La photographie "Crucifix", où l'un des deux hommes enlacés a les bras écartés en croix, est une oeuvre de l'artiste Elisabeth Ohslon Wallin (2003), choisie pour illustrer un numéro consacré à l'accueil des personnes homosexuelles, transgenres ou intersexes. Elle a suscité l'ire d'une partie des lecteurs et a valu à la revue Réformés.ch quelque 250 lettres de lecteurs.
Loin de se rétracter, la rédaction explique son choix. "Nous ne regrettons pas d'avoir publié cette image", a expliqué Gilles Bourquin, théologien et co-rédacteur en chef de Réformés.ch, invité dans l'émission de la RTS Forum vendredi. "Pourquoi? Parce qu'elle a fait sortir une question que les protestants préfèrent souvent taire, celle de la présence du corporel, et pas seulement du spirituel."
"Etre choqué n'est pas un argument"
"Etre choqué n'est pas un argument en soi", poursuit le théologien. "Soit c'est l'image qui est choquante, soit c'est la personne qui est choquée par rapport à son propre développement émotionnel et affectif, ce qui peut dénoter une certaine immaturité."
Un avis que ne partage pas Jacques-André Haury, ancien membre de la Commission de consécration de l'Eglise réfomée vaudoise. "Ce qui est inacceptable, ce sont les bras en croix de l'un des personnages. Cela instrumentalise le Christ, au nom de la cause homosexuelle."
"Caractère diabolique"
"Cette photo a un caractère diabolique, c'est-à-dire qui divise. Par cette image, vous avez divisé les protestants", accuse-t-il, avant de souligner, textes de l'Ancien Testament à l'appui, que la différence biologique fondamentale entre hétérosexuels et homosexuels - la procréation - a de tout temps justifié des hiérarchies.

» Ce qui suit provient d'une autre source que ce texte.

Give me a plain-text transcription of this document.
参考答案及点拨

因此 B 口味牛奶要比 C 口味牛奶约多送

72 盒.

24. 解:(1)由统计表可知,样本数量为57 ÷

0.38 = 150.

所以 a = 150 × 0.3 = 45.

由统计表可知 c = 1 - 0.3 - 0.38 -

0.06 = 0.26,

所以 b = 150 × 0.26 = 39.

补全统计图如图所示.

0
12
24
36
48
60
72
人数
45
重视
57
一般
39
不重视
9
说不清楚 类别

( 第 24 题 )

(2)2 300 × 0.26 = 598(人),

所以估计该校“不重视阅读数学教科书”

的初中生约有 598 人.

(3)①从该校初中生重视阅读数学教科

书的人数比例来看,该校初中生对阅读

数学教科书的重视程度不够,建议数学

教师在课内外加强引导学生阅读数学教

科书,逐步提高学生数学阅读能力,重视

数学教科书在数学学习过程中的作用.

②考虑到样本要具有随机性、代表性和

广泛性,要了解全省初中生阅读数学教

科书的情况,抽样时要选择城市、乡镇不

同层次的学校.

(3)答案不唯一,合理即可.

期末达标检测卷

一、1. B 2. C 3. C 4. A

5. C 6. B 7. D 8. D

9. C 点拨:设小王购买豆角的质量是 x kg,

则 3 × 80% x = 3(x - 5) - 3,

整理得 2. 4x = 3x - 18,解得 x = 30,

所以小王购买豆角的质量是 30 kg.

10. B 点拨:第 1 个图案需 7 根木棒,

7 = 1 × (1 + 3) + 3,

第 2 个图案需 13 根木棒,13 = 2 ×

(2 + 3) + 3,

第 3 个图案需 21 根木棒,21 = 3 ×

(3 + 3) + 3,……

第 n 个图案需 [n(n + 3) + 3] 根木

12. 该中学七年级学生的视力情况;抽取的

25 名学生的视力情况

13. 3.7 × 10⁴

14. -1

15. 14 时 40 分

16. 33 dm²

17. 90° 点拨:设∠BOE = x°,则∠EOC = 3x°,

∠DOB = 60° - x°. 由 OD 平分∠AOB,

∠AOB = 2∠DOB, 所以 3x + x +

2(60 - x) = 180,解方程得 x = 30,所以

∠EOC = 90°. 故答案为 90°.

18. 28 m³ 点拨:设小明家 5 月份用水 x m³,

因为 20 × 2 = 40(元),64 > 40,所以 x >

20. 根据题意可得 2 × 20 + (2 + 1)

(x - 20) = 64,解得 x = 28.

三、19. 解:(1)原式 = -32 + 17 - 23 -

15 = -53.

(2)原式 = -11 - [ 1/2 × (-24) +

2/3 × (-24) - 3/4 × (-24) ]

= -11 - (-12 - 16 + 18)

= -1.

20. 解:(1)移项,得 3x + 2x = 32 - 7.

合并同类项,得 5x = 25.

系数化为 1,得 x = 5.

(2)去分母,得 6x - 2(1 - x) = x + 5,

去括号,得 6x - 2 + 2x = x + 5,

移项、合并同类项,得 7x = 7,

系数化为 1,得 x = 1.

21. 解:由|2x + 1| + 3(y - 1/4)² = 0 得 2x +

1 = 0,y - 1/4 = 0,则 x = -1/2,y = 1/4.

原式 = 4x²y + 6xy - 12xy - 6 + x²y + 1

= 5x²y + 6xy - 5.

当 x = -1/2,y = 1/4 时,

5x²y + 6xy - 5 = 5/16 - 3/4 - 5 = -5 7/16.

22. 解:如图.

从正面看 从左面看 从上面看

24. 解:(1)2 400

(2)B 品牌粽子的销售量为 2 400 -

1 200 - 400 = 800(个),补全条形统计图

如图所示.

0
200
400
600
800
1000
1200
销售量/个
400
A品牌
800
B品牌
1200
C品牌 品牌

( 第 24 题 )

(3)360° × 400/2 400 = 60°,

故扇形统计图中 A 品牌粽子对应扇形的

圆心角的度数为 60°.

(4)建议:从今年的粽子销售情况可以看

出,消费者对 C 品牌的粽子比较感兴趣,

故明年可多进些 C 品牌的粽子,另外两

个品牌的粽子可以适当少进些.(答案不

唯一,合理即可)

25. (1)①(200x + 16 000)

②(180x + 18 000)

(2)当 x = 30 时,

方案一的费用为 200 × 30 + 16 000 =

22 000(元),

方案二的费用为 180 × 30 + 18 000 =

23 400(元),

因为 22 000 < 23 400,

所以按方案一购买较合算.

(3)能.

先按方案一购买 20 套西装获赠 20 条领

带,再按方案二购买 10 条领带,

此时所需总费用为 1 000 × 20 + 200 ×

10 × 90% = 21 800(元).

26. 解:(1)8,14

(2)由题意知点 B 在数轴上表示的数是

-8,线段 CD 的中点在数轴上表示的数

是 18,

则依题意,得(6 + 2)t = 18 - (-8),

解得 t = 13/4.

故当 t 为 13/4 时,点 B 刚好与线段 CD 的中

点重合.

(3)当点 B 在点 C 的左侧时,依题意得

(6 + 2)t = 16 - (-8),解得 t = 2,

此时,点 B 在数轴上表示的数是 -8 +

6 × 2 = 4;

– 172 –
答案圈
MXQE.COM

Réfutant l'accusation, Gilles Bourquin indique une autre lecture possible des bras en croix, celle de la persécution des homosexuels, en augmentation dans de nombreux pays du monde. Et recale sèchement l'argument de la procréation: "Faut-il interdire la sexualité aux couples hétérosexuels stériles? Et que dire de tous les mariages - hétérosexuels - qui se brisent, et qui rendent les enfants malheureux?"
Cette affaire aura eu le mérite de mettre en lumière une fracture sous-jacente: "Tout ce qui est caché sera mis en lumière", affirme encore Gilles Bourquin, citant les Ecritures. "En cela, cette photo est une réussite, parce qu'elle a fait ressortir cette thématique. Mais je reconnais que chez certaines personnes, la réaction est tellement forte que le dialogue est bloqué."